Here are a few lessons from the Whitman Mission church planting efforts that likely will not be taught in college missiology classes:
1) Sometimes signing up for ministry is akin to signing a death warrant. Often there is no forward progress of the gospel without significant suffering and this should not surprise us. After all, the blood of the martyrs is the seed of the church.
2) Sometimes the people God sends you to serve will not let you out alive. It is an interesting tension biblically, but if you look at the life of Jesus there was a great deal of difficulty imposed upon His ministry by those closest to Him. For another eye-opener do a little research on Jonathan Edward’s last days at Northampton. The servant is truly not greater than the master.
3) The most thankless job in church planting is that of the church planting pastor’s wife. Untold grief, tears, and hardship are sown by the church planter’s wife as she serves alongside of her husband, and God records every one.
4) Bi-vocational church planting is profoundly difficult. It requires a rare skill-set and often comes at an incredible cost to family and well-being. Marcus Whitman was both a doctor and a missionary, and even wore several other hats as he toiled at the mission for 11 years.
5) There are casualties in church planting. Sometimes this means reputation, sometimes relationships, sometimes our very lives, but anything worth something will require everything. We are fools to think of church planting lightly, particularly knowing the gravity of what’s at stake.
6) Sometimes it is impossible to count the cost beforehand. There are some tasks that God calls us to that we would run far away from if we knew what they would cost us. God gives grace in the moment and not beforehand.
7) Church planting success cannot be measured in the here and now, but can only be accurately considered in light of eternity. Sometimes success looks like failure and sometimes failure looks like success. In the eyes of some the Whitman Mission was a colossal failure, and as a church planter it was a strong temptation to look at numerical growth as the yardstick for true success. This is a fool’s errand. Wood, hay, and stubble, as opposed to true gospel fruit, will be made known at the day of the Lord.

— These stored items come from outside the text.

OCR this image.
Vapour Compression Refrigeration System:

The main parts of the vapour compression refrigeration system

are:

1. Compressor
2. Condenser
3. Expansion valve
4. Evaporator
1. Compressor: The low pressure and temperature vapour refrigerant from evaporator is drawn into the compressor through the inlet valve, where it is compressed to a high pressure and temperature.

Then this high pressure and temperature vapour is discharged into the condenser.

Walking around the Whitman Mission today I was reminded of Jesus’ words in John 12:24:
‘Truly, truly, I say to you, unless a grain of wheat falls into the earth and dies, it remains alone; but if it dies, it bears much fruit.’
I’m thankful for men and women like Marcus and Narcissa. They paved the way for missionaries and church planters that would follow. It may not be pretty as we consider the incredible cost, but they’ve showed us the inestimable value of bringing the good news.